Investing.com -- Shares of Super Micro Computer (NASDAQ:SMCI) surged almost 11% in premarket trading on Monday after a report emerged that the company plans to submit a proposal to maintain its listing on the Nasdaq Stock Market.
The news comes amid regulatory concerns and significant challenges for the server maker, known for its role in the artificial intelligence boom.
A source familiar with the matter told Barron's that SMCI intends to present a compliance plan by Monday. The move is critical for the company to avoid being delisted from the Nasdaq following delayed financial filings and the resignation of its auditor.
Super Micro had received a delisting warning in September, requiring it to either file its overdue reports or submit a plan by November 16.
Super Micro's troubles mark a stark reversal from its earlier success. At its March peak, the company's stock was up 318% for the year, fueled by its position as a leader in AI computing.
However, the momentum has sharply waned, with shares now down 33% year-to-date.
Following the Barron's report, analysts at Lynx Equity Strategies said it "should not come as a surprise since the CFO had said as much during the recent earnings call."
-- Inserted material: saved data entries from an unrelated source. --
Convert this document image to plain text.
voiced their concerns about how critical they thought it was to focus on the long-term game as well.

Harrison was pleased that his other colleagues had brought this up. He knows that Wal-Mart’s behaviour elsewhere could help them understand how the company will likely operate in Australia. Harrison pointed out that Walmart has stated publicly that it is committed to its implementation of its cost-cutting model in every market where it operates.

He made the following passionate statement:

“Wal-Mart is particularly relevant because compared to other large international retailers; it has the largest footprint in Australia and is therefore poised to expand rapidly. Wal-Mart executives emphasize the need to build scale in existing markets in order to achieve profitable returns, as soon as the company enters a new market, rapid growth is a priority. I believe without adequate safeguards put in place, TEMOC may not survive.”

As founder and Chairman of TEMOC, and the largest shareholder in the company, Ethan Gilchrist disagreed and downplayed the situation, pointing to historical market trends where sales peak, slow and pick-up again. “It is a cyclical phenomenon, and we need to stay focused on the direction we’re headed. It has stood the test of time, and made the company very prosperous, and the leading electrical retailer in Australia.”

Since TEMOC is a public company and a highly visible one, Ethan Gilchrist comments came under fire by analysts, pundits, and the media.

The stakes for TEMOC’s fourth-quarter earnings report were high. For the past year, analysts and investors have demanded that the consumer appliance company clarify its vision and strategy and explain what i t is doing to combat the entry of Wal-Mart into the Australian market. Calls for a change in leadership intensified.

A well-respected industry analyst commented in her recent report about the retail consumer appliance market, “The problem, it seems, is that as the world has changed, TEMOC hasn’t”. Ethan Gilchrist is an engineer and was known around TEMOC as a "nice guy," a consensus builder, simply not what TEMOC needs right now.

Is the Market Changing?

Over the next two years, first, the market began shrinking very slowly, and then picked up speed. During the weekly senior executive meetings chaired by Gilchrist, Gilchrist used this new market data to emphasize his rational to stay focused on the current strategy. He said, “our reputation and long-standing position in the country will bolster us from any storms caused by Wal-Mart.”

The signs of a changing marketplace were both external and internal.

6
"We note that as of this writing, we are not aware of a formal announcement from SMCI regarding submitting a plan," added the firm.
Even so, the firm says that with the delisting possibility likely priced in, it is not unreasonable to "expect the shorts who followed the recommendation of the short-seller report on 8/27 to cover positions."
"At current level, we think the stock is trading at a deep discount," Lynx states, adding that they believe it "may be a couple of headlines away from a rapid reversal."
The firm has a price target of $45 per share on SMCI's stock.